In this project, an agent is trained to solve an environment in which a double-jointed arm can move to target locations.
A reward of +0.1 is provided for each step that the agent's hand is in the goal location. Thus, the goal of the agent is to maintain its position at the target location for as many time steps as possible.
The observation space consists of 33 variables corresponding to position, rotation, velocity, and angular velocities of the arm. Each action is a vector with four numbers, corresponding to torque applicable to two joints. Every entry in the action vector should be a number between -1 and 1.
In order to solve the environment, the agent must get an average score of +30 over 100 consecutive episodes.

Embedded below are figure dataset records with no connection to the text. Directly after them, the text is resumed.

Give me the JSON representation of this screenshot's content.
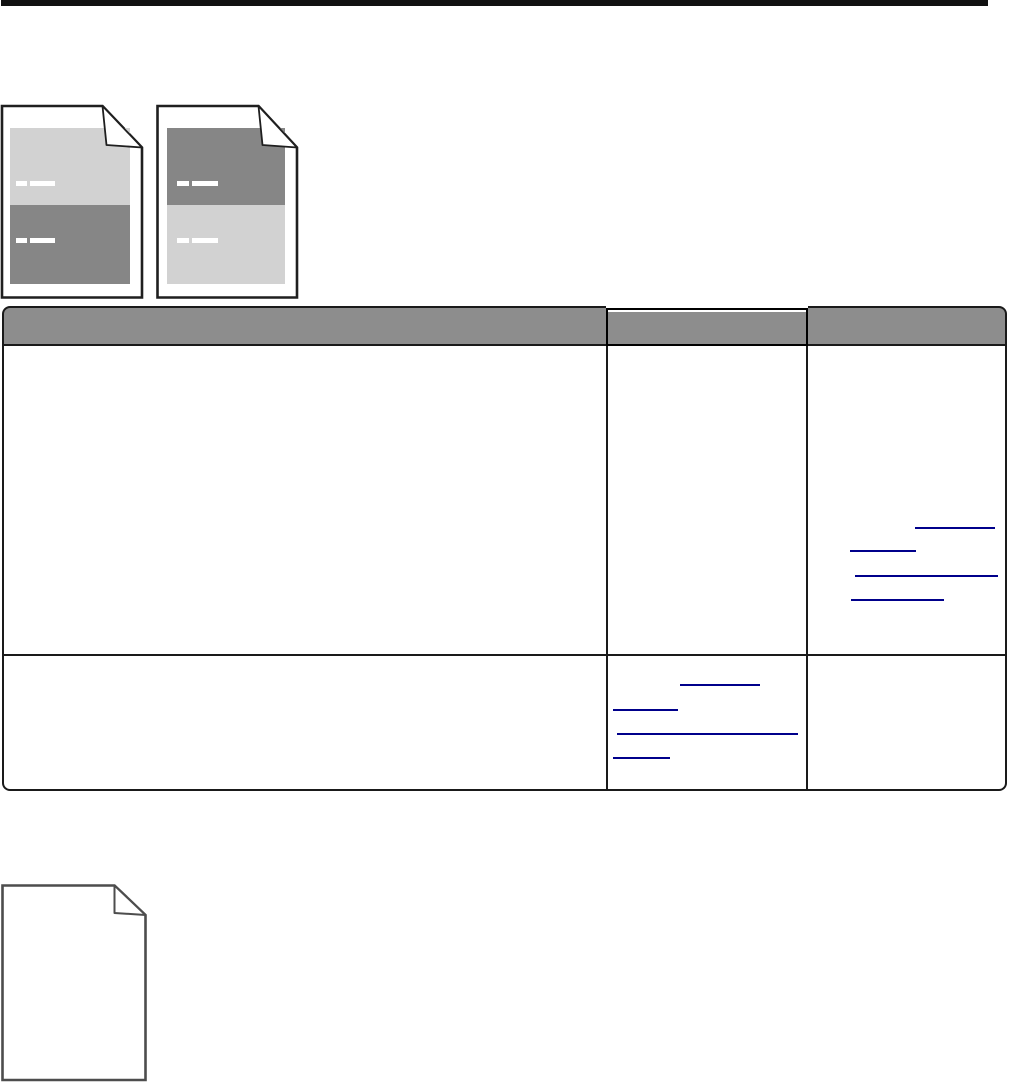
{
  "colors": {
    "background": "#ffffff",
    "top_rule": "#111111",
    "sample_border": "#1f1f1f",
    "blank_page_border": "#4d4d4d",
    "band_light": "#d2d2d2",
    "band_dark": "#868686",
    "header_fill": "#8d8d8d",
    "table_border": "#1a1a1a",
    "link_blue": "#00008b",
    "dash_white": "#ffffff"
  },
  "figures": {
    "sample_page_left": {
      "alt": "print sample: light gray upper half, dark gray lower half, folded top-right corner",
      "bands": [
        "light",
        "dark"
      ]
    },
    "sample_page_right": {
      "alt": "print sample: dark gray upper half, light gray lower half, folded top-right corner",
      "bands": [
        "dark",
        "light"
      ]
    },
    "blank_page": {
      "alt": "blank white page with folded top-right corner"
    }
  },
  "white_dashes": [
    {
      "x": 16,
      "y": 181,
      "w": 11,
      "h": 5
    },
    {
      "x": 30,
      "y": 181,
      "w": 25,
      "h": 5
    },
    {
      "x": 16,
      "y": 238,
      "w": 11,
      "h": 5
    },
    {
      "x": 30,
      "y": 238,
      "w": 25,
      "h": 5
    },
    {
      "x": 177,
      "y": 181,
      "w": 12,
      "h": 5
    },
    {
      "x": 192,
      "y": 181,
      "w": 26,
      "h": 5
    },
    {
      "x": 177,
      "y": 238,
      "w": 12,
      "h": 5
    },
    {
      "x": 192,
      "y": 238,
      "w": 26,
      "h": 5
    }
  ],
  "table": {
    "header": [
      "",
      "",
      ""
    ],
    "cells_text": [
      [
        "",
        "",
        ""
      ],
      [
        "",
        "",
        ""
      ]
    ]
  },
  "link_underlines": [
    {
      "x": 915,
      "y": 527,
      "w": 80
    },
    {
      "x": 850,
      "y": 550,
      "w": 66
    },
    {
      "x": 855,
      "y": 575,
      "w": 143
    },
    {
      "x": 851,
      "y": 599,
      "w": 93
    },
    {
      "x": 680,
      "y": 684,
      "w": 80
    },
    {
      "x": 613,
      "y": 709,
      "w": 65
    },
    {
      "x": 617,
      "y": 733,
      "w": 181
    },
    {
      "x": 613,
      "y": 757,
      "w": 57
    }
  ]
}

There exist two different versions of this environment. In the first one, there is only one agent, while in the second one there are 20 agents. The environment solved has just one agent to train.
-
Follow the instructions given here to install all the dependencies.
-
Download the environment for your OS:
-
Linux: click here for one agent and here for 20 agents.
-
Mac OS: click here for one agent and here for 20 agents.
-
Windows (32-bit): click here and here for 20 agents.
-
Windows (64-bit): click here and here for 20 agents.
-
-
Place the file in the root of the folder and unzip it.
-
Run it! Consider to change the cell at point 2 of the notebook to match with your folder
env = UnityEnvironment(file_name='Reacher_Linux/Reacher.x86_64')
.
If you want to train the agent, run the cells from the point 1 to the point 6 at DDPG.ipynb. If you just want to execute the trained agent, run the cells from the point 1 to the point 4 plus the 7 at the notebook, since they load the weights of the networks (checkpoint_actor.pth for the actor and checkpoint_critic.pth for the critic) for the trained agent. After running whatever you want, you can close the environment by running the cell at point 8.
Description of the implementation is in Report.md, but for more technical details, see the code at the notebook provided before.